Musk’s Neuralink hosts livestream showing quadriplegic playing online chess
Video introduces 29-year-old man as first patient to use start-up’s brain-chip technology.
Elon Musk’s brain-chip start-up, Neuralink, has livestreamed a patient appearing to play online chess using only his mind.
In a video posted on the X social media platform on Wednesday, Neuralink introduced Noland Arbaugh, 29, as the first human patient to be implanted with its brain-computer interface technology.
Arbaugh, who described becoming paralysed from the shoulders down in a diving accident, said that using Neuralink had become “intuitive” after practising imagining moving the cursor on the screen.
“Basically, it was like using ‘the Force’ on the cursor, and I could get it to move wherever I wanted. Just stare somewhere on the screen and it would move where I wanted it to, which was such a wild experience the first time it happened,” Arbaugh said, referring to the superpowers possessed by the Jedi in the Star Wars films.
“It’s crazy, it really is.”
— Neuralink (@neuralink) March 20, 2024
Arbaugh said the surgery for the device had been “super easy”, and he had been released from hospital a day later.
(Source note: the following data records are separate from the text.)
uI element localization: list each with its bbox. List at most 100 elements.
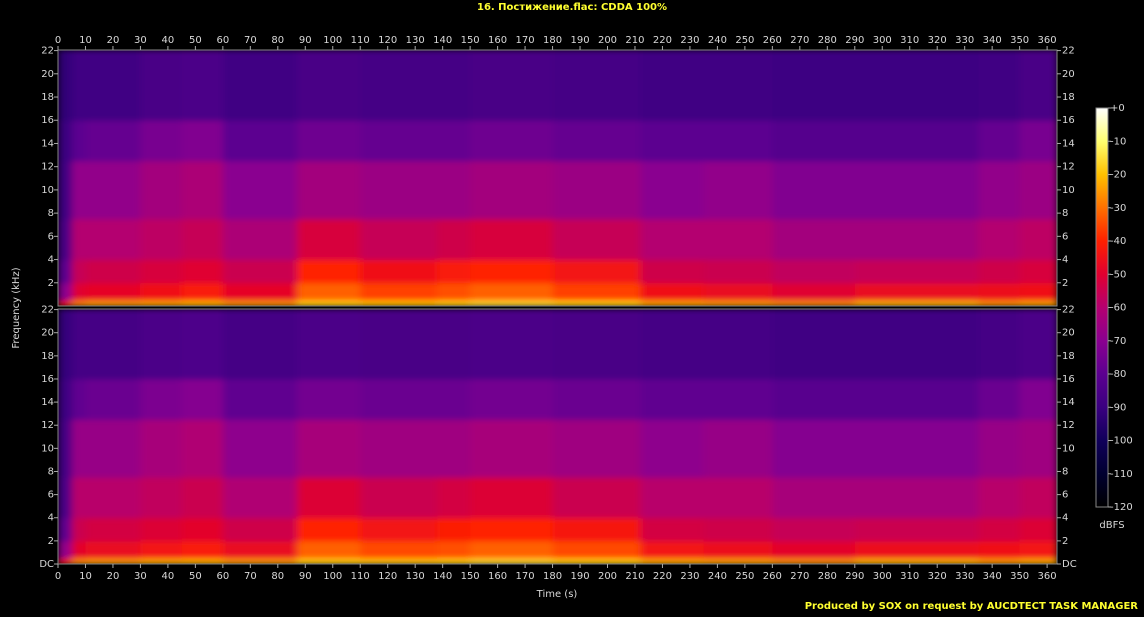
x-tick-label: 280 (818, 571, 837, 582)
x-tick-label: 330 (955, 35, 974, 46)
cell (1019, 309, 1057, 380)
cell (71, 218, 86, 261)
cell (978, 160, 1021, 220)
y-tick-label: 20 (41, 69, 54, 80)
colorbar-tick-label: +0 (1110, 103, 1125, 114)
cell (703, 160, 773, 220)
x-tick-label: 310 (900, 571, 919, 582)
y-tick-label: 2 (1062, 278, 1068, 289)
cell (470, 309, 554, 380)
cell (772, 50, 856, 121)
y-tick-label: 8 (1062, 466, 1068, 477)
cell (297, 419, 361, 478)
y-tick-label: 6 (1062, 490, 1068, 501)
colorbar-tick-label: -120 (1110, 502, 1133, 513)
cell (854, 259, 979, 284)
colorbar-tick-label: -50 (1110, 269, 1126, 280)
y-tick-label: 18 (41, 92, 54, 103)
cell (222, 309, 298, 380)
cell (978, 50, 1021, 121)
x-tick-label: 250 (735, 571, 754, 582)
cell (360, 259, 438, 284)
footer: Produced by SOX on request by AUCDTECT T… (805, 601, 1139, 612)
cell (640, 300, 705, 306)
cell (703, 259, 773, 284)
cell (703, 540, 773, 559)
cell (297, 517, 361, 542)
cell (703, 517, 773, 542)
x-tick-label: 80 (271, 35, 284, 46)
cell (222, 160, 298, 220)
cell (772, 120, 856, 162)
cell (71, 282, 86, 301)
cell (552, 120, 641, 162)
cell (85, 477, 141, 519)
cell (552, 540, 641, 559)
cell (772, 477, 856, 519)
x-tick-label: 20 (107, 35, 120, 46)
colorbar-tick-label: -60 (1110, 303, 1126, 314)
x-tick-label: 340 (983, 571, 1002, 582)
spectrogram (58, 50, 1057, 306)
cell (640, 218, 705, 261)
cell (58, 517, 73, 542)
cell (181, 540, 224, 559)
cell (297, 282, 361, 301)
x-tick-label: 90 (299, 571, 312, 582)
cell (703, 50, 773, 121)
x-tick-label: 360 (1038, 571, 1057, 582)
x-tick-label: 80 (271, 571, 284, 582)
x-tick-label: 350 (1010, 35, 1029, 46)
cell (470, 419, 554, 478)
cell (772, 300, 856, 306)
cell (181, 282, 224, 301)
x-tick-label: 280 (818, 35, 837, 46)
y-tick-label: DC (1062, 559, 1077, 570)
cell (85, 50, 141, 121)
cell (552, 558, 641, 564)
cell (71, 558, 86, 564)
x-tick-label: 230 (680, 35, 699, 46)
x-tick-label: 50 (189, 571, 202, 582)
x-tick-label: 290 (845, 571, 864, 582)
y-tick-label: 16 (1062, 374, 1075, 385)
x-tick-label: 50 (189, 35, 202, 46)
y-tick-label: 6 (48, 231, 54, 242)
cell (772, 259, 856, 284)
cell (140, 558, 183, 564)
y-tick-label: 8 (1062, 208, 1068, 219)
cell (181, 50, 224, 121)
cell (772, 160, 856, 220)
x-tick-label: 210 (625, 35, 644, 46)
cell (222, 378, 298, 420)
cell (297, 259, 361, 284)
cell (470, 477, 554, 519)
cell (640, 282, 705, 301)
cell (854, 517, 979, 542)
chart-title: 16. Постижение.flac: CDDA 100% (477, 2, 667, 13)
cell (640, 517, 705, 542)
x-tick-label: 130 (406, 35, 425, 46)
cell (222, 218, 298, 261)
cell (140, 517, 183, 542)
x-tick-label: 100 (323, 35, 342, 46)
cell (437, 300, 471, 306)
cell (71, 160, 86, 220)
cell (71, 540, 86, 559)
x-tick-label: 150 (461, 571, 480, 582)
plot-frame (57, 308, 1058, 565)
cell (772, 517, 856, 542)
cell (181, 160, 224, 220)
cell (85, 517, 141, 542)
x-tick-label: 210 (625, 571, 644, 582)
cell (437, 160, 471, 220)
y-tick-label: 10 (41, 443, 54, 454)
y-tick-label: 12 (41, 162, 54, 173)
cell (360, 309, 438, 380)
cell (222, 540, 298, 559)
x-tick-label: 270 (790, 571, 809, 582)
cell (470, 517, 554, 542)
cell (640, 160, 705, 220)
cell (360, 540, 438, 559)
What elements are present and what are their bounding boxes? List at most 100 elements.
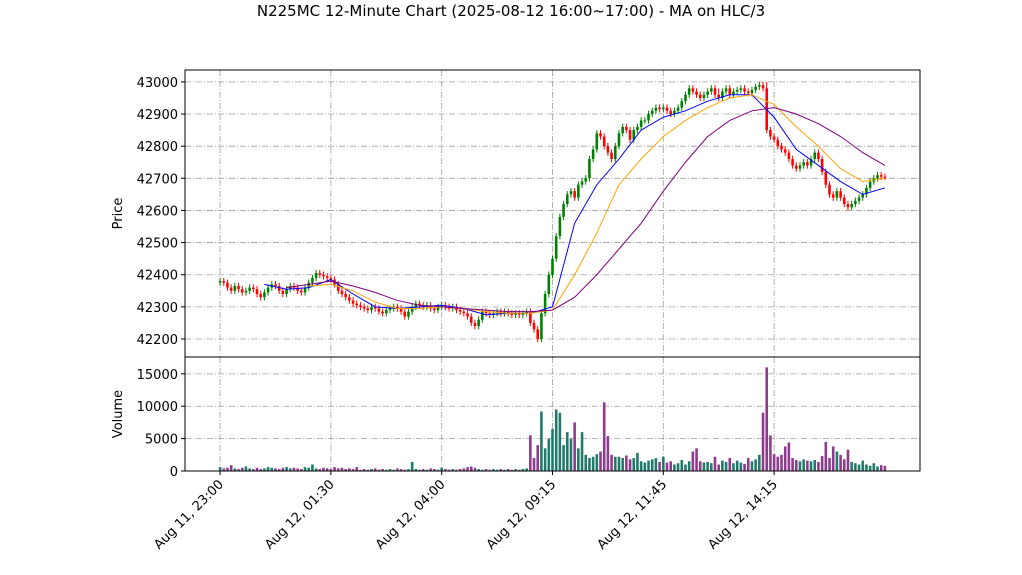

“I can’t even describe how cool it is to be able to do this,” he said in the video.
Arbaugh also acknowledged the technology was “not perfect” and they had “run into some issues”.
“I don’t want people to think that this is the end of the journey. There’s still a lot of work to be done, but it has already changed my life,” he said.
Musk, who co-founded Neuralink in 2016, said on X that his company had demonstrated “telepathy” by allowing a person to control a computer “just by thinking”.
Al Jazeera could not independently confirm the demonstration.
Neuralink did not immediately respond to a request for comment.
The video comes nearly three years after Neuralink posted a video appearing to show a monkey playing the computer game Pong with its mind.
Neuralink is not the first company to use an implant to allow a patient to use a computer by thinking.
Australia-based Synchron, which uses a less invasive technique that does not require cutting into the skull, implanted its device in a patient in July 2022.